Débat sur l’authenticité

Les poèmes, dont le plus connu est Fingal (1762), furent publiés entre 1760 et 1765. Le débat concernant leur authenticité démarra rapidement au Royaume-Uni car les Anglais, majoritaires, préféraient propager une idée d'identité nationale d'origine gréco-romaine et non d'origine celtique. Charles O'Connor rejette la totalité des poèmes en relevant des erreurs techniques dans la chronologie et la formation des noms gaéliques. Macpherson n'a pas été en mesure de justifier ces « erreurs ». Samuel Johnson, qui par ailleurs n’était pas impressionné par la qualité des poèmes, après plusieurs enquêtes locales, affirme[1] que Macpherson a trouvé des fragments d'anciens poèmes et histoires de diverses sources irlandaises, galloises et anglaises[2], laissant croire qu'il pense que Macpherson avait organisé la collection dans une romance de sa propre composition. Hugh Blair, par contre, affirma dans A Critical Dissertation on the Poems of Ossian (1763) l'opinion qu’il s’agissait bien de la traduction de sources en écossais. Ceci eut pour conséquence qu'au débat sur la véracité de la traduction s'ajouta un débat entre ceux qui soutenaient qu'ils appartenaient à la culture écossaise et d'autres qui retenaient l'Irlande comme origine, Fingal étant un héros de cette région.

Au XXe siècle, des recherches entreprises par Derick Thomson (1952) confirmèrent que des originaux de plusieurs poèmes gaéliques se rattachant au cycle ossianique avaient été retrouvés chez Macpherson après sa mort. Le poète les aurait adaptés, parfois en suivant l’original de très près, parfois en prenant beaucoup de libertés, comme il était courant au XVIIIe siècle[3]. Il est donc permis de penser que Macpherson a certainement fait preuve de licence artistique, mais que l'origine de ses œuvres était authentique.

Influence

Les poèmes d’Ossian eurent rapidement une grande audience. C'était l'une des lectures favorites de Napoléon et des « Barbus », groupe de jeunes artistes français issus de l'atelier du peintre Jacques-Louis David, qui cherchaient une alternative au néo-classicisme[4]. Au début du XIXe siècle, le mythe d'Ossian est l'un des principaux thèmes préromantiques où se manifeste une dimension onirique, qui inspire surtout les peintres scandinaves, allemands et français comme Nicolai Abildgaard et, outre la Secte des Barbus, Anne-Louis Girodet, Eugène Isabey, le baron Gérard et même Ingres.
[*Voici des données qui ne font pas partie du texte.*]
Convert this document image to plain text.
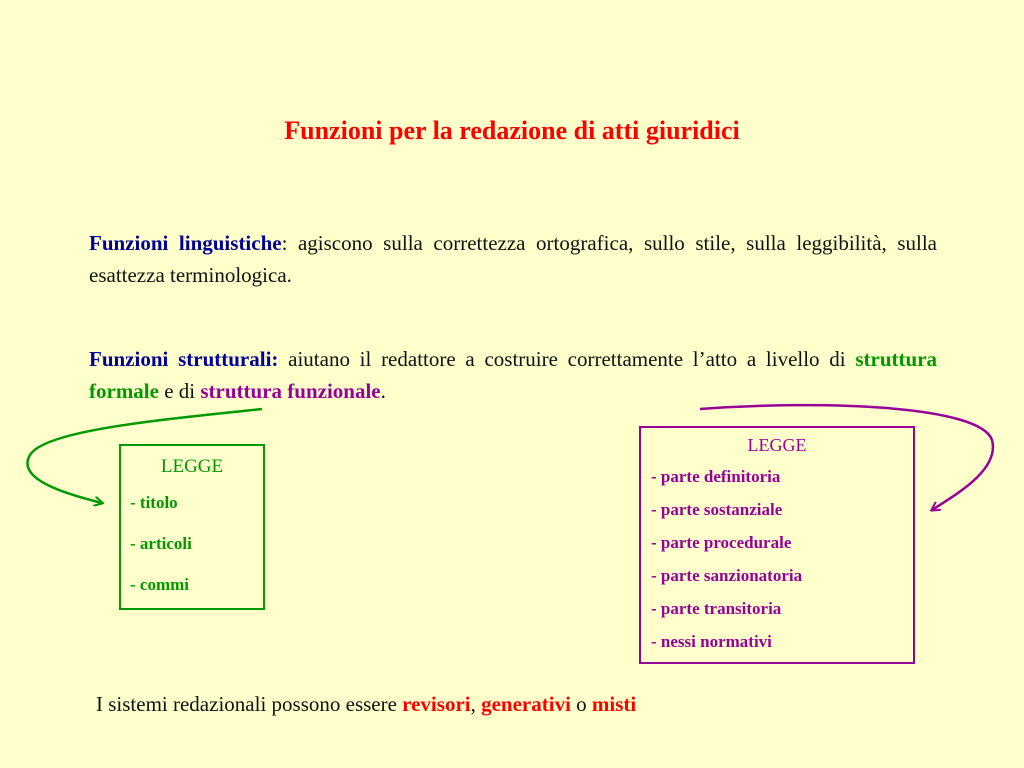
Funzioni per la redazione di atti giuridici
Funzioni linguistiche: agiscono sulla correttezza ortografica, sullo stile, sulla leggibilità, sulla esattezza terminologica.
Funzioni strutturali: aiutano il redattore a costruire correttamente l’atto a livello di struttura formale e di struttura funzionale.
LEGGE
- titolo
- articoli
- commi
LEGGE
- parte definitoria
- parte sostanziale
- parte procedurale
- parte sanzionatoria
- parte transitoria
- nessi normativi
I sistemi redazionali possono essere revisori, generativi o misti
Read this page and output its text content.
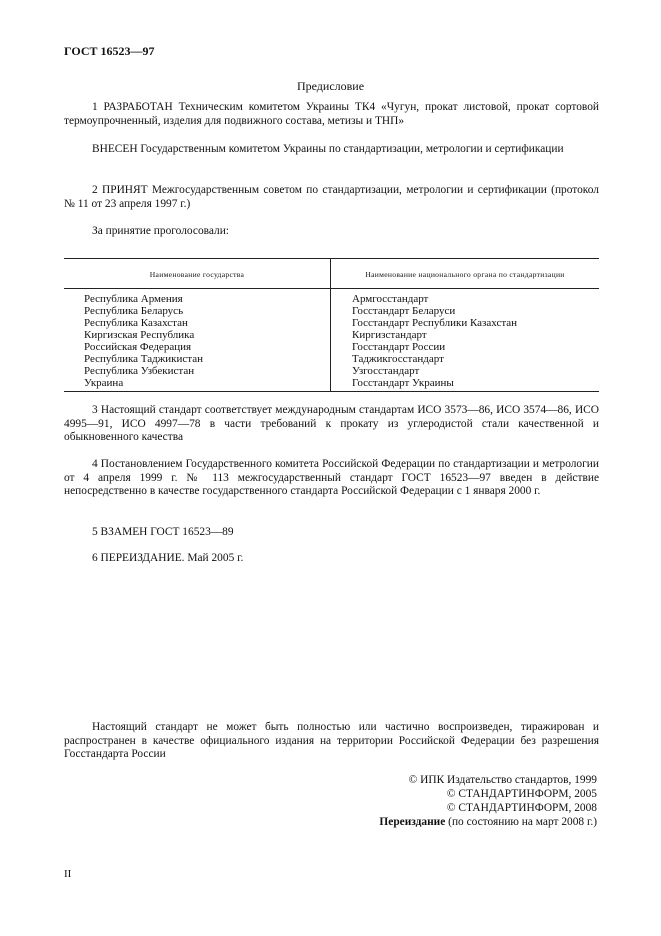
ГОСТ 16523—97
Предисловие
1 РАЗРАБОТАН Техническим комитетом Украины ТК4 «Чугун, прокат листовой, прокат сортовой термоупрочненный, изделия для подвижного состава, метизы и ТНП»
ВНЕСЕН Государственным комитетом Украины по стандартизации, метрологии и сертификации
2 ПРИНЯТ Межгосударственным советом по стандартизации, метрологии и сертификации (протокол № 11 от 23 апреля 1997 г.)
За принятие проголосовали:
Наименование государства	Наименование национального органа по стандартизации
Республика Армения
Республика Беларусь
Республика Казахстан
Киргизская Республика
Российская Федерация
Республика Таджикистан
Республика Узбекистан
Украина
Армгосстандарт
Госстандарт Беларуси
Госстандарт Республики Казахстан
Киргизстандарт
Госстандарт России
Таджикгосстандарт
Узгосстандарт
Госстандарт Украины
3 Настоящий стандарт соответствует международным стандартам ИСО 3573—86, ИСО 3574—86, ИСО 4995—91, ИСО 4997—78 в части требований к прокату из углеродистой стали качественной и обыкновенного качества
4 Постановлением Государственного комитета Российской Федерации по стандартизации и метрологии от 4 апреля 1999 г. № 113 межгосударственный стандарт ГОСТ 16523—97 введен в действие непосредственно в качестве государственного стандарта Российской Федерации с 1 января 2000 г.
5 ВЗАМЕН ГОСТ 16523—89
6 ПЕРЕИЗДАНИЕ. Май 2005 г.
Настоящий стандарт не может быть полностью или частично воспроизведен, тиражирован и распространен в качестве официального издания на территории Российской Федерации без разрешения Госстандарта России
© ИПК Издательство стандартов, 1999
© СТАНДАРТИНФОРМ, 2005
© СТАНДАРТИНФОРМ, 2008
Переиздание (по состоянию на март 2008 г.)
II
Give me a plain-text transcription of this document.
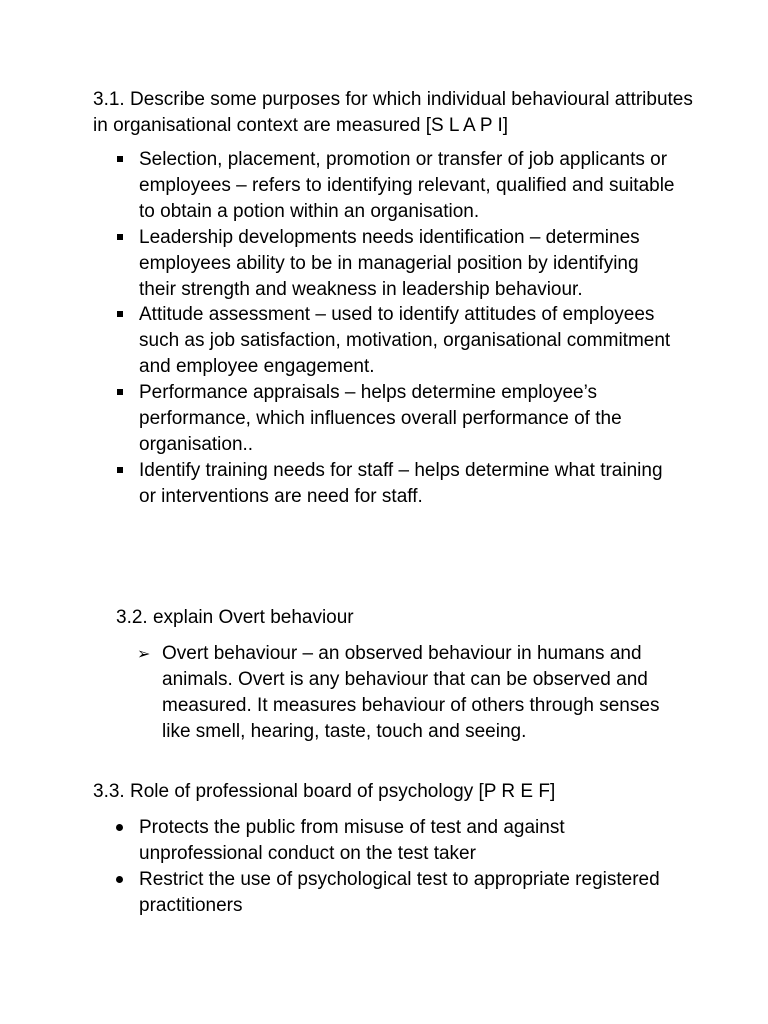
3.1. Describe some purposes for which individual behavioural attributes in organisational context are measured [S L A P I]

Selection, placement, promotion or transfer of job applicants or employees – refers to identifying relevant, qualified and suitable to obtain a potion within an organisation.
Leadership developments needs identification – determines employees ability to be in managerial position by identifying their strength and weakness in leadership behaviour.
Attitude assessment – used to identify attitudes of employees such as job satisfaction, motivation, organisational commitment and employee engagement.
Performance appraisals – helps determine employee’s performance, which influences overall performance of the organisation..
Identify training needs for staff – helps determine what training or interventions are need for staff.

3.2. explain Overt behaviour

➢ Overt behaviour – an observed behaviour in humans and animals. Overt is any behaviour that can be observed and measured. It measures behaviour of others through senses like smell, hearing, taste, touch and seeing.

3.3. Role of professional board of psychology [P R E F]

Protects the public from misuse of test and against unprofessional conduct on the test taker
Restrict the use of psychological test to appropriate registered practitioners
Une véritable « celtomanie » s'empara de nombreux milieux littéraires, couvrant aussi bien les langues et cultures que les monuments mégalithiques, lesquels n'ont pourtant de commun avec les Celtes que d'être situés sur les lieux d'implantation de certaines de leurs tribus.

Napoléon Ier, qui appréciait la poésie d'Ossian, choisit le nom de Dermide, celui d'un de ses héros, comme prénom de son neveu Louis, Napoléon (1798-1808), le fils de sa sœur Pauline et de Leclerc.

Encensés comme un genre de littérature nord-européenne soutenant la comparaison avec l’œuvre d’Homère, ils stimulèrent l’intérêt pour l’histoire ancienne et la mythologie celtique, non seulement au Royaume-Uni, mais également en France, en Allemagne et jusqu’en Hongrie. Ils sont à l'origine de l'ossianisme, mouvement poétique pré-romantique qui prend tout son sens dans le contexte de « l’éveil des nationalités » : les guerres napoléoniennes ont pour conséquence chez les nations vaincues une volonté d’affirmer leur indépendance culturelle et de rechercher leurs racines populaires le plus loin possible. L'ossianisme forge des épopées nationales qui trouvent leur apogée dans le nationalisme romantique[5].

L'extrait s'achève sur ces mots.